Mandacaru florido e ficha limpa
Maria Clara Lucchetti Bingemer
O Congresso recebeu recentemente uma proposta para impedir a candidatura dos políticos com a ficha suja na Justiça. O projeto tem apoio de 1,3 milhão de assinaturas.
Os documentos com as assinaturas foram colocados em frente ao Congresso Nacional. É o resultado do esforço de voluntários de vários pontos do país, que percorreram com grande sacrifício zonas inóspitas em busca das assinaturas para dar força e credibilidade à proposta e esperança de que seja aprovada.
À Frente da coleta de assinaturas está o Movimento Nacional de Combate à Corrupção Eleitoral (MNCCE), do qual faz parte a Conferência Nacional dos Bispos do Brasil (CNBB).
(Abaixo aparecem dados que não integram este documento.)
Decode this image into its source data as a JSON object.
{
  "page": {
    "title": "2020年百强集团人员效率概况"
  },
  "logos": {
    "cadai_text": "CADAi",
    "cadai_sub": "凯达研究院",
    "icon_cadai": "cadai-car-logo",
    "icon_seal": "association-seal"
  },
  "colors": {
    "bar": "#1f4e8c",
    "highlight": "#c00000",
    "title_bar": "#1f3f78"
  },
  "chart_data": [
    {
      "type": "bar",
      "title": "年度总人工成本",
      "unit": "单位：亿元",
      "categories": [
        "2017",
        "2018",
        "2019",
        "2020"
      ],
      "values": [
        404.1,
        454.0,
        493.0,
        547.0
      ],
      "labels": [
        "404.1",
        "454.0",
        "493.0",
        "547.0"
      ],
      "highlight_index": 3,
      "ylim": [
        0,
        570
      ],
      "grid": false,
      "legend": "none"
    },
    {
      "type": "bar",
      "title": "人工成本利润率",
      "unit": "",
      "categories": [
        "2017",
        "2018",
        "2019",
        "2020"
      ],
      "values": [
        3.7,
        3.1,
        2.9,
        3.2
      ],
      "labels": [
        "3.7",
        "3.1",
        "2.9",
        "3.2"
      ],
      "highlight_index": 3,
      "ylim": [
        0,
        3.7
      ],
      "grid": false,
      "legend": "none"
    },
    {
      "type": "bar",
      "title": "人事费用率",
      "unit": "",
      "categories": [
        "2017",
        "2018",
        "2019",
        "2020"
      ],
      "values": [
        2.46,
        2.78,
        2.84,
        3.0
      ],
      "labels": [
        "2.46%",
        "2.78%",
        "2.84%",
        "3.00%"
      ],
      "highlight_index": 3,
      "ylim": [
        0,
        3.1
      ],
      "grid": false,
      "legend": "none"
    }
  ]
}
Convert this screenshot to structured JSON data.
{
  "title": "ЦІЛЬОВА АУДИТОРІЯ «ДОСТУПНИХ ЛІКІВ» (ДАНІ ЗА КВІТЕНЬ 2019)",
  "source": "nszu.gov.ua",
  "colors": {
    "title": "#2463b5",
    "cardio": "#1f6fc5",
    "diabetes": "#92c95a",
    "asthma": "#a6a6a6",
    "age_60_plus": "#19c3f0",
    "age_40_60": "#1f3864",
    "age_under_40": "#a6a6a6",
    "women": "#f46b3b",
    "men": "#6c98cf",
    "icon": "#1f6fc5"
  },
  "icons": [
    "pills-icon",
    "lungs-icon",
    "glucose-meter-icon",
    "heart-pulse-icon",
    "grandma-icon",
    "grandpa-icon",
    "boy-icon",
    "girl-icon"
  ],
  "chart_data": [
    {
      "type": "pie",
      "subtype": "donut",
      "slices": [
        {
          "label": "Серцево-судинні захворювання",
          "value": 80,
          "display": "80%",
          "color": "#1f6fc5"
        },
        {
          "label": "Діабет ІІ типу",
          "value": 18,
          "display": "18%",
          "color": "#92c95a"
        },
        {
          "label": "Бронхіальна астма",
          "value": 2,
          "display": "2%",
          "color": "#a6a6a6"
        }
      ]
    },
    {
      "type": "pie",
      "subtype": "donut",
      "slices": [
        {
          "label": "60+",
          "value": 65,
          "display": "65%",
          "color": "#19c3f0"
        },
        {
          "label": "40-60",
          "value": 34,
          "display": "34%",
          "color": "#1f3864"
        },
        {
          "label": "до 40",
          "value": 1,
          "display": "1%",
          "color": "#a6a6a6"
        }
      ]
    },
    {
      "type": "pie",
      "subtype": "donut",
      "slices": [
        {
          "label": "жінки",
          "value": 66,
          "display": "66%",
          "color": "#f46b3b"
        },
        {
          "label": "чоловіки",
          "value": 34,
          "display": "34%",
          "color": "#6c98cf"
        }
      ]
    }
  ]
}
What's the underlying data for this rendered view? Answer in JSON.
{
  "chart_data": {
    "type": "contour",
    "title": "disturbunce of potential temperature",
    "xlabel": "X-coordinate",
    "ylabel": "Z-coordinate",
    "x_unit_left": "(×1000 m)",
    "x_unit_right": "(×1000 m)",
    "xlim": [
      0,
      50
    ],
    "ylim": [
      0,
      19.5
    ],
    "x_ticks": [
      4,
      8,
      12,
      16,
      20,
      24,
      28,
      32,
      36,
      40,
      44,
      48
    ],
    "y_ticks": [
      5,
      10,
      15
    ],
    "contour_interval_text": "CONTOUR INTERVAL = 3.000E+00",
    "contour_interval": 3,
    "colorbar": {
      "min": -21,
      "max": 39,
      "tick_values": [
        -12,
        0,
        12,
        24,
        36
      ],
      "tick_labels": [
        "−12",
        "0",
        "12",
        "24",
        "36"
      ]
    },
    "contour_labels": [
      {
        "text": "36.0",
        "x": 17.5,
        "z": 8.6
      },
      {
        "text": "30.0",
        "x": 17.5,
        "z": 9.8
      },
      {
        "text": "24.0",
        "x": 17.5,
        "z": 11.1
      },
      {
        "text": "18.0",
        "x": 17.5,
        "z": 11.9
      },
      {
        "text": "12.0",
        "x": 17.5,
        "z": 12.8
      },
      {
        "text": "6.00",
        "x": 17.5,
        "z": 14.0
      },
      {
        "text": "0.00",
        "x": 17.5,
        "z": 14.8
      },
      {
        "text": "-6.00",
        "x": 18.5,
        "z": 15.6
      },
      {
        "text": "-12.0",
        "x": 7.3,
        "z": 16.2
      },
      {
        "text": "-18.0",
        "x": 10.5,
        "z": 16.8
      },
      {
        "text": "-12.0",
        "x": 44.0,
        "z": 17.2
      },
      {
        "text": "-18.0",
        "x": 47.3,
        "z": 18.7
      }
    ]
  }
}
A palavra desta se fez ouvir pela boca de seu secretário-geral, Dom Dimas de Lara Barbosa: “O nosso objetivo é lutar cada vez mais pela ética na política e a ética no trato da coisa pública”.
Faz sentido. Se o Evangelho, de cujo anúncio a Igreja é encarregada e portadora, pretende instaurar o Reino da paz e da justiça, a luta política, por uma polis onde reine o bem e de onde a corrupção esteja cada vez mais banida e extraditada deve ser um componente constitutivo e constante.
O projeto proíbe que políticos que já tenham uma condenação em processo proposto pelo Ministério Público disputem eleições. A regra valerá para condenações em segunda instância por crimes graves, tais como corrupção, desvio de verba pública, tráfico de drogas, homicídio e estupro. “O objetivo da sociedade brasileira, expressada nesse projeto de iniciativa popular, é realizar profundas mudanças no cenário eleitoral, permitindo que, cada vez mais, a política seja identificada como uma atribuição para pessoas de bem”, explicou Marlon Reis, do Movimento Nacional de Combate à Corrupção Eleitoral.
Como suspira e deseja o Brasil chegar a esse ponto em que a política seja, de fato, o exercício da arte de praticar o bem, de administrar harmoniosamente os bens da criação e exercer o poder como serviço da justiça e da paz. Os últimos e lamentáveis episódios que afogaram o Senado – que deveria ser a mais respeitável das casas – num mar de lama inimaginável e lamentável colocaram esse ideal a uma distância aparentemente inalcançável.
Há um travo amargo e descrente na boca de cada brasileiro que vê seu país mergulhar cada vez mais fundo no descrédito feito de irresponsáveis e nefastos conluios e a cada dia desperta lendo nos jornais uma notícia mais hedionda de novas catástrofes éticas, não sabendo mais em quem confiar, para onde dirigir seu voto, a quem encarregar de governar seu país.
A notícia de que o projeto da ficha limpa conseguiu recolher mais de um milhão de assinaturas é alentadora e refrescante como a brisa suave de que fala a Bíblia judaica que sinalizava a presença de Deus para o profeta Elias. O ar se purifica, respira-se melhor, os olhos voltam a brilhar. Faz bem sabermos que a sociedade civil não está totalmente passiva e abúlica, resignada a deixar-se afogar em lama e podridão. E que a Igreja volta a assumir seu papel profético no seio dessa sociedade.
Mas, não vamos negar, faz mais bem ainda ver os cidadãos comuns, simples, os eleitores, trabalhadores, pessoas honestas e honradas que só têm por si sua dignidade e sua honestidade, se levantando e clamando por seus direitos, com esforço e sacrifício. Vamos admitir: é de arrepiar ouvir o comovente depoimento de Arimatéia Dantas, do Piauí, que dá bem a medida do que foi essa mobilização voluntária: “Nós percorremos o calor do Piauí, e era um sofrimento, tinha lugares que só tinha mandacaru e a gente colhendo assinaturas”.
Como no xote de Luis Gonzaga, “mandacaru quando ‘fulora’ na seca é sinal que a chuva chega no sertão”. Só tinha mandacaru, mas mandacaru floresceu com a chegada dos voluntários que colhiam assinaturas porque acreditam que o Brasil pode mudar e ser governado por políticos de ficha limpa. Ave Arimatéia, Dom Dimas e todos que levaram adiante essa campanha. E esperemos que o Congresso esteja à altura e colabore nessa floração tão desejada e esperada.